Saniderm sends you in a completely different direction. Your first Saniderm bandage goes on for 8-24 hours and is removed when the lymph (that sticky clear fluid) build up breaks the seal. A thorough wash, and then you apply a second Saniderm bandage. Now if you are done seeping, you leave that one on. If you are an overacheiver like me and you continue to seep, that bandage comes off in a day or two. Another wash – and then the final bandage goes on. You do not use any ointments. You do not let the tattoo air dry. You COMPLETELY cover it with Saniderm per their instructions on their website. And that is it. Literally.

I had Tina apply my first bandage at the shop. It took us a while because that shit is a little tricky to work with – think cabinet liner paper with two backings and you can never quite find the little pull tab. I encourage you to try out a little peice on your skin before you get tattooed just to get a feel for it. I slept with that bandage and in the morning had some squashy areas where I had seeped. I removed the wrap, washed, and put a new bandage on. The second time I applied, it was easier as I had a better handle on how to use it. I flew home and the next day did my final bandage (I had seeped enough to break the seal in a few spots).  My tattoo was completed on a Thursday and I put on my final Saniderm bandage on Sunday. Guess when I took it off? Guess how long it took my tattoo to heal? Tuesday. I took the bandage off Tuesday night and It. Was. Healed.

The picture on the left is what my  tattoo looked like immediately after removing the final Saniderm bandage. For comparison’s sake, I left a small section of my tattoo not covered by Saniderm and healed it using my regular methods. The picture on the right is what the non-Saniderm part of my tattoo looked like (both pictures where taken at the same time).

As I mentioned I tend to flake and scab when healing a tattoo.
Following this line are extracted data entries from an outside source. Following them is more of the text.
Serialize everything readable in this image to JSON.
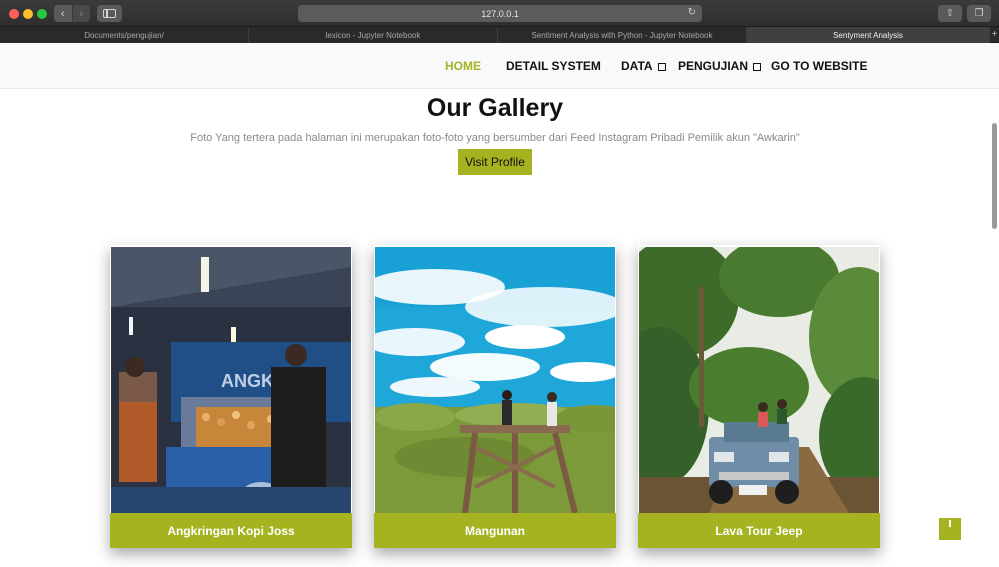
{
  "browser": {
    "url": "127.0.0.1",
    "tabs": [
      {
        "label": "Documents/pengujian/"
      },
      {
        "label": "lexicon - Jupyter Notebook"
      },
      {
        "label": "Sentiment Analysis with Python - Jupyter Notebook"
      },
      {
        "label": "Sentyment Analysis"
      }
    ],
    "new_tab": "+"
  },
  "nav": {
    "home": "HOME",
    "detail": "DETAIL SYSTEM",
    "data": "DATA",
    "pengujian": "PENGUJIAN",
    "goto": "GO TO WEBSITE"
  },
  "gallery": {
    "title": "Our Gallery",
    "subtitle": "Foto Yang tertera pada halaman ini merupakan foto-foto yang bersumber dari Feed Instagram Pribadi Pemilik akun \"Awkarin\"",
    "button": "Visit Profile",
    "cards": [
      {
        "label": "Angkringan Kopi Joss"
      },
      {
        "label": "Mangunan"
      },
      {
        "label": "Lava Tour Jeep"
      }
    ]
  },
  "colors": {
    "accent": "#a4b31f"
  },
  "icons": {
    "back": "chevron-left-icon",
    "forward": "chevron-right-icon",
    "sidebar": "sidebar-icon",
    "reload": "reload-icon",
    "share": "share-icon",
    "tabs": "tabs-overview-icon",
    "caret": "dropdown-caret-icon",
    "scroll_top": "scroll-top-icon"
  }
}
The above section of my tattoo was treated with great care. I followed care instructions to the letter and used an amzing healing ointment given to me by Tina, but I think we can all agree the difference is pretty startling.  Even more exciting?  I shortened my healing time by more than a week. My Saniderm-healed skin had that slightly itchy “new skin” feel out of the bandage, but otherwise was completely healed. In five days. Even better? NO color loss. At all.

So needless to say I am planning on healing with Saniderm for my next tattoo. Like any tattoo healing product, I am sure there are people out there that are not a good fit for Saniderm. I encourage you to read their website carefully and call their help line with any questions or concerns before you try their product. In the meantime, I will share a few hard-won tips about Sandierm from my own experience.

1. Shave, shave, and shave again!!!

Tina was working around healed areas of my tattoo so when she shaved my arm, she did not shave the entire thing – only where she was working. Peeling Sandierm off hair – even miniscule arm hair like mine – is hateful. Shave the entire area you are planning on wrapping, plus an inch all the way around the site. Smooth skin is happy skin.

2. Wash very thouroughly after those first two wraps.

When you are still replacing wraps, make sure you wash alllll that sticky lymph off! Tina gave me a huge stack of surgical gauze that is used in dentistry. The surface of the guaze “grabs” the lymph and washes it off without hurting the new tattoo – magic. If you are not lucky enough to have a source for surgical guaze, use your finger tips and approved soap and gently scrub the lymph away – it is what causes scabbing and color to pull out.

3. Dry before you wrap.

Before you apply your Saniderm, gently pat dry your skin and give it a few minutes to air dry – wetness can break the seal.

4. Practice before you apply!

It can be a little tricky to work with, so practice with a small section first (shave!!!) – you will thank me later.

5. Read ALL FAQs and product descriptions before you use it!

Don’t take some bloggers word for it! Do your research and make certain Sandierm is right for you AND you understand how to use it correctly before you commit!

Then when you are all done healing, enjoy your bright, vibrant tattoo!


NOTE: This is not a paid promtion – opinions are genuine and belong to Eva Laflamme!